The latest "inspiration and process in architecture" notebook from Moleskine is devoted to Steven Holl, who is famous for his daily watercolors collected in hundreds of spiral-bound notebooks, all five by seven inches. A selection of his watercolors were collected at 1:1 scale in two books published by Lars Müller: Scale, in 2012, and Written in Water, in 2002. The earlier book provides a short introductory text for the new Moleskine notebook, which collects watercolor drawings from fifteen projects designed by Steven Holl Architects: a greatest hits collection that ranges from the Chapel of St. Ignatius, completed in 1997, to the just-opened Kinder Building at MFAH and a few in-progress projects. 

The projects in Inspiration and Process in Architecture are presented in a consistent and straightforward manner, with one page of descriptive text, a few pages of watercolors, sometimes a drawing (usually a floor plan), and at least one short poem. The last often float on the page opposite a watercolor that is more intuitive than architectural; their relationship to the completed building is only known fully to the man who created them. Here the poetic words (e.g., "Meet the belly king... Fling that shadow pit... Sing solid air... Scrubbing the wet raw oyster") and daily watercolors reinforce the image of the architect as a lone creator, an artist more than a technician or a service provider. Of course, the project credits at the back of the book, where the architects in Holl's office and engineers and other consultants merge into long lists of names, shatters any myths readers may still hold about architects.

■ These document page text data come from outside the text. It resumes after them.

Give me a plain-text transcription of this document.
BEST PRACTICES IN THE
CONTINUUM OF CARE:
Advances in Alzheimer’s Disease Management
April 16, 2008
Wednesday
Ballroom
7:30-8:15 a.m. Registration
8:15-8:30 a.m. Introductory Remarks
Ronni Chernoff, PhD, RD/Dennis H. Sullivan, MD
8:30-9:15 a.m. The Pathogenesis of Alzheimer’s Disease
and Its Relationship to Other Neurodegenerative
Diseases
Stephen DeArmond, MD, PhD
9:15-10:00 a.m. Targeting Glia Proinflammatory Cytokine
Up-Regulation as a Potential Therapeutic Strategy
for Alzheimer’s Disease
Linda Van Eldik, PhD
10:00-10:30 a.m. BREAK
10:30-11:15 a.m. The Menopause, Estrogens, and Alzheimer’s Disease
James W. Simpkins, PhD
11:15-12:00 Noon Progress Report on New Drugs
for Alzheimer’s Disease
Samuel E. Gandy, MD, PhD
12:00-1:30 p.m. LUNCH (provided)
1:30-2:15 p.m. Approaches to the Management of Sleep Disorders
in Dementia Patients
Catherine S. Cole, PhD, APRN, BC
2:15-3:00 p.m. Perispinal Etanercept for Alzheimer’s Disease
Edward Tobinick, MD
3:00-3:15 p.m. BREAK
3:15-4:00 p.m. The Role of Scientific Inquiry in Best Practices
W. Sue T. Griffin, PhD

Given that there are only a few photographs of the completed buildings, this notebook does not come close to fully explaining the projects that come out of Holl's office. One would need to look at Compression and his earlier monographs to understand context, construction, and other qualities that fall well outside the borders of the watercolor paper; here, it's all about intention. So this notebook is for fans of Holl who already know his buildings, like his watercolors, and want to see more of them, more than what are found in his monographs. And who knows, maybe the watercolors will instill an appreciation of the media in young architects, who are more comfortable with bits and bytes than brushes and water.